Dışişleri Bakanı Gül, 3 Ocak'ta İsrail'e gidiyor.
Önce bu ziyaretin adını doğru koyalım. Basında geniş olarak Ortadoğu gezisi olarak adlandırılsa da bu doğru değil. Çünkü Abdullah Gül'ün Filistin'deki insanlık dramını önlemesi ya da tıkanan sürece katkıda bulunması mümkün değil. Mümkün değil çünkü ne arkasında böyle bir ağırlık, ne de yeterli hazırlığı yok. Oysa İsrail'le kavgası ayyuka çıkan AKP hükümeti için bunca aradan sonra ilk kez bir Türk Dışişleri Bakanını bölgeye göndermek bir dönüm noktası. Ziyaretin zamanlaması da İngilizlerin "shrewd (sinsi-içten pazarlıklı-herkesi saf kendini uyanık zanneden) diplomacy" tabir ettiği türden. Nasıl mı?
-İsrail'den Cumhurbaşkanı Moşe Katzav ve Başbakan Ariel Şaron'a saygılarınızı sunarken Filistin sorununu yok farzederek Türkiye'nin geleneksel denge siyasetini yıkıyorsunuz, hikmeti nedir?
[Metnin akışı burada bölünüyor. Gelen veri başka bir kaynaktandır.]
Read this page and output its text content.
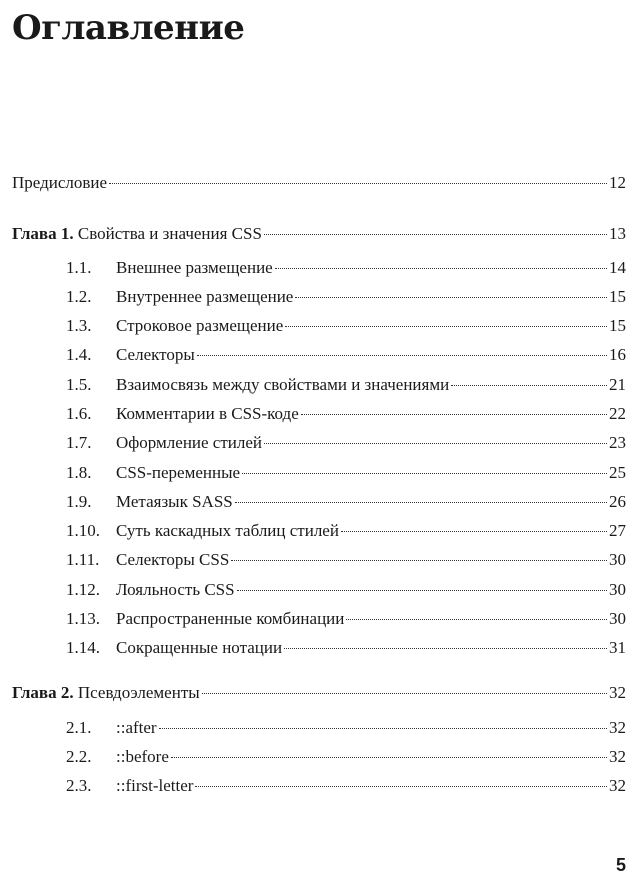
Оглавление
Предисловие	12
Глава 1. Свойства и значения CSS	13
1.1. Внешнее размещение	14
1.2. Внутреннее размещение	15
1.3. Строковое размещение	15
1.4. Селекторы	16
1.5. Взаимосвязь между свойствами и значениями	21
1.6. Комментарии в CSS-коде	22
1.7. Оформление стилей	23
1.8. CSS-переменные	25
1.9. Метаязык SASS	26
1.10. Суть каскадных таблиц стилей	27
1.11. Селекторы CSS	30
1.12. Лояльность CSS	30
1.13. Распространенные комбинации	30
1.14. Сокращенные нотации	31
Глава 2. Псевдоэлементы	32
2.1. ::after	32
2.2. ::before	32
2.3. ::first-letter	32

5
-Ne yapabilirdik ki Arafat öldü, halefi seçilmedi. Adaylarla görüşsek yaklaşan seçimleri etkiliyorsunuz derler, Filistin'de muhatabımız yok....
-Niçin tam da bu ara dönemde bölgeye gitme zorunluluğu hissettiniz?
-.....
AKP dış siyaset kurmaylarının sessiz kalmayı tercih ettiği bu arayı da biz dolduralım dilerseniz. Amerikan Dışişleri Bakan Yardımcısı Richard Armitage Abdullah Gül'ün yola çıkmasından bir gün önce, 2 Ocak'ta Ankara'ya geliyor.
Ortadoğu'dan Sorumlu Bakan Yardımcısı William Burns de ona eşlik ediyor. Türkiye'den sonraki durakları, Suriye ve Ürdün. Üç ülke özenle seçilmiş, ziyaret programını okuyan herkes, hedefte hala İran var demek ki diyecek.
Ancak bu kadarcık rahatlamanın bile bedeli var. Armitage ve Burns'un çantaları Suriye, Türkiye ve Ürdün'le sözde gevşeme için Amerika'nın biçtiği karşılıkla tıka-basa dolu. Her üç ülkeden de kırmızı çizgileri kaldırmaları 'Amerika'yla müttefik olmanın bir gereği olarak" istenecek.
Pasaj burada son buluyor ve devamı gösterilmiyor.